Era una postal. Apareció entre varias cajas de papeles que alguien decidió descartar en la FCD y que, por ende, vinieron primero a parar a mis manos para ver si había algo útil o valioso para el archivo. Y lo había. Prácticamente todo era material interesante. Aunque estuviera comido por la humedad, la suciedad, los insectos y otros seres vivos (como el par de salamanquesas que salieron de las cajas en cuanto las abrí).
Decía que apareció, y me llamó la atención porque las postales no son elementos muy habituales entre el material que preservamos en el archivo, la memoria histórica y social de nuestra comunidad. Pero allí estaba ella, mostrándome, en su cara ilustrada, una tropilla de camellos cruzando una carretera en algún punto desértico del planeta. Nada del otro mundo. No hubiera tenido ninguna razón para conservarla, si no hubiera sido porque le di la vuelta y me encontré con un texto en inglés que empezaba con un "Dear M."
Aquello era una postal de amor. Una mujer que había conocido a un hombre —probablemente un viejo miembro de la FCD— durante un proyecto de investigación en un país del Cercano Oriente, y había tenido una breve pero intensa historia con él. Sus palabras eran las de alguien que había amado y que sabía que probablemente jamás volvería a ver a la persona que fue objeto de sus sentimientos. Eran un "adiós" y un "gracias" dulcísimos. Una maravilla.
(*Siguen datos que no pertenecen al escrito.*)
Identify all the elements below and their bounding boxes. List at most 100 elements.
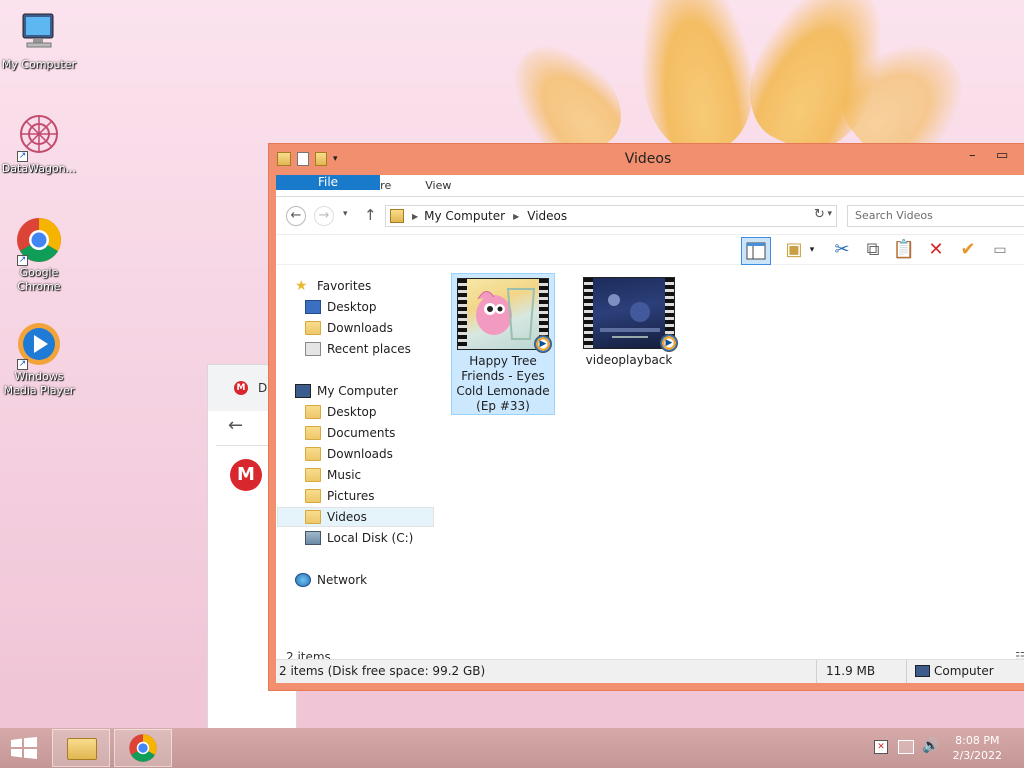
select-folder-icon[interactable]: ▣ xyxy=(782,239,806,263)
dropdown-chevron-icon[interactable]: ▾ xyxy=(806,239,818,263)
play-badge-icon: ▶ xyxy=(660,334,678,352)
nav-computer-documents[interactable]: Documents xyxy=(305,423,463,443)
file-item[interactable]: ▶ videoplayback xyxy=(577,273,681,373)
nav-computer-downloads[interactable]: Downloads xyxy=(305,444,463,464)
taskbar-file-explorer[interactable] xyxy=(52,729,110,767)
delete-icon[interactable]: ✕ xyxy=(924,239,948,263)
pictures-folder-icon xyxy=(305,489,321,503)
computer-icon xyxy=(15,8,63,56)
navigation-pane: ★ Favorites Desktop Downloads Recent pla… xyxy=(276,268,436,658)
breadcrumb-separator-icon[interactable]: ▶ xyxy=(412,212,418,221)
status-bar: 2 items (Disk free space: 99.2 GB) 11.9 … xyxy=(276,659,1024,683)
status-size: 11.9 MB xyxy=(826,664,876,678)
recent-places-icon xyxy=(305,342,321,356)
nav-label: Documents xyxy=(327,426,396,440)
desktop-icon-datawagon[interactable]: ↗ DataWagon... xyxy=(0,112,78,176)
status-divider xyxy=(816,660,817,683)
chrome-icon xyxy=(129,734,157,762)
shortcut-arrow-icon: ↗ xyxy=(17,359,28,370)
title-bar[interactable]: ▾ Videos – ▭ xyxy=(269,144,1024,174)
videos-folder-icon xyxy=(390,209,404,223)
nav-computer-desktop[interactable]: Desktop xyxy=(305,402,463,422)
downloads-folder-icon xyxy=(305,321,321,335)
copy-icon[interactable]: ⧉ xyxy=(861,239,885,263)
volume-icon[interactable]: 🔊 xyxy=(922,738,939,754)
refresh-button[interactable]: ↻ xyxy=(814,207,825,222)
nav-label: Pictures xyxy=(327,489,375,503)
nav-favorites-recent-places[interactable]: Recent places xyxy=(305,339,463,359)
desktop-icon-label: Google Chrome xyxy=(17,266,61,293)
rename-check-icon[interactable]: ✔ xyxy=(956,239,980,263)
desktop-icon-label: DataWagon... xyxy=(1,162,77,175)
play-badge-icon: ▶ xyxy=(534,335,552,353)
desktop-folder-icon xyxy=(305,405,321,419)
nav-label: Music xyxy=(327,468,362,482)
network-tray-icon[interactable] xyxy=(898,740,914,754)
video-thumbnail: ▶ xyxy=(583,277,678,352)
tab-view[interactable]: View xyxy=(408,175,468,196)
nav-computer-music[interactable]: Music xyxy=(305,465,463,485)
desktop-icon-label: My Computer xyxy=(1,58,77,71)
address-bar[interactable]: ▶ My Computer ▶ Videos ▾ xyxy=(385,205,837,227)
taskbar-google-chrome[interactable] xyxy=(114,729,172,767)
rename-field-icon[interactable]: ▭ xyxy=(988,239,1012,263)
recent-locations-chevron-icon[interactable]: ▾ xyxy=(343,209,348,219)
nav-label: Desktop xyxy=(327,405,377,419)
nav-computer-videos[interactable]: Videos xyxy=(277,507,434,527)
nav-computer-pictures[interactable]: Pictures xyxy=(305,486,463,506)
datawagon-logo-icon: ↗ xyxy=(15,112,63,162)
start-button[interactable] xyxy=(10,737,38,759)
breadcrumb-separator-icon[interactable]: ▶ xyxy=(513,212,519,221)
tab-file[interactable]: File xyxy=(276,175,380,190)
network-icon xyxy=(295,573,311,587)
wallpaper-petal xyxy=(628,0,762,157)
chrome-icon: ↗ xyxy=(15,216,63,266)
forward-button[interactable]: → xyxy=(314,206,334,226)
cut-icon[interactable]: ✂ xyxy=(830,239,854,263)
computer-icon xyxy=(295,384,311,398)
browser-tab-title: D xyxy=(258,381,268,395)
minimize-button[interactable]: – xyxy=(969,148,976,163)
command-toolbar: ▣ ▾ ✂ ⧉ 📋 ✕ ✔ ▭ xyxy=(276,235,1024,265)
address-dropdown-icon[interactable]: ▾ xyxy=(827,209,832,219)
nav-computer-local-disk[interactable]: Local Disk (C:) xyxy=(305,528,463,548)
file-item[interactable]: ▶ Happy Tree Friends - Eyes Cold Lemonad… xyxy=(451,273,555,415)
window-title: Videos xyxy=(624,151,672,167)
preview-pane-button[interactable] xyxy=(741,237,771,265)
documents-folder-icon xyxy=(305,426,321,440)
status-computer-icon xyxy=(915,665,930,677)
nav-label: Downloads xyxy=(327,447,393,461)
maximize-button[interactable]: ▭ xyxy=(996,148,1008,163)
nav-label: Favorites xyxy=(317,279,372,293)
nav-favorites-desktop[interactable]: Desktop xyxy=(305,297,463,317)
back-button[interactable]: ← xyxy=(286,206,306,226)
desktop-icon-my-computer[interactable]: My Computer xyxy=(0,8,78,72)
breadcrumb-my-computer[interactable]: My Computer xyxy=(424,209,505,223)
search-input[interactable]: Search Videos xyxy=(847,205,1024,227)
mega-logo-badge: M xyxy=(230,459,262,491)
back-arrow-icon[interactable]: ← xyxy=(228,415,243,436)
breadcrumb-videos[interactable]: Videos xyxy=(527,209,567,223)
nav-favorites[interactable]: ★ Favorites xyxy=(295,276,453,296)
clock-date: 2/3/2022 xyxy=(952,749,1002,762)
taskbar: ✕ 🔊 8:08 PM 2/3/2022 xyxy=(0,728,1024,768)
action-center-flag-icon[interactable]: ✕ xyxy=(874,740,888,754)
nav-label: My Computer xyxy=(317,384,398,398)
desktop-icon-label: Windows Media Player xyxy=(3,370,75,397)
nav-favorites-downloads[interactable]: Downloads xyxy=(305,318,463,338)
file-name: Happy Tree Friends - Eyes Cold Lemonade … xyxy=(456,354,550,413)
video-thumbnail: ▶ xyxy=(457,278,552,353)
nav-network[interactable]: Network xyxy=(295,570,453,590)
videos-folder-icon xyxy=(305,510,321,524)
explorer-window[interactable]: ▾ Videos – ▭ File Home Share View ← → ▾ … xyxy=(268,143,1024,691)
system-clock[interactable]: 8:08 PM 2/3/2022 xyxy=(953,733,1002,763)
desktop-icon xyxy=(305,300,321,314)
music-folder-icon xyxy=(305,468,321,482)
media-player-icon: ↗ xyxy=(15,320,63,370)
nav-my-computer[interactable]: My Computer xyxy=(295,381,453,401)
desktop-icon-google-chrome[interactable]: ↗ Google Chrome xyxy=(0,216,78,294)
desktop-icon-windows-media-player[interactable]: ↗ Windows Media Player xyxy=(0,320,78,398)
ribbon-tabs: File Home Share View xyxy=(276,175,1024,197)
paste-icon[interactable]: 📋 xyxy=(892,239,916,263)
up-button[interactable]: ↑ xyxy=(364,206,377,224)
Y allí estaba yo, veinte años después, ignorante de la identidad de los protagonistas de esa historia y de su destino final, pero sabedor del enorme valor de aquel retazo de realidad que tenía entre las manos. Decidí conservar la postal. Porque todos aquellos que trabajamos con patrimonio cultural, conocimiento, información o artefactos históricos necesitamos recordarnos, de vez en cuando, que los elementos que recuperamos, organizamos, visibilizamos y divulgamos fueron, son y serán parte de una historia.
Una historia humana, en donde hay personas que escriben unas líneas para agradecer el amor recibido. Y otras que guardan esas líneas a pesar de conocer los efectos de la distancia, el tiempo y el olvido. Quizás para que alguien como yo las encuentre y recuerde —o aprenda— que la vida es, también (o sobre todo), esos pequeños, grandes momentos. Y que las bibliotecas, los archivos y los museos estamos aquí para rescatar y atesorar, sobre todas las cosas, esos fragmentos. Esos que se esconden tras un libro, un retrato o una vasija.
O una postal de camellos cruzando una carretera.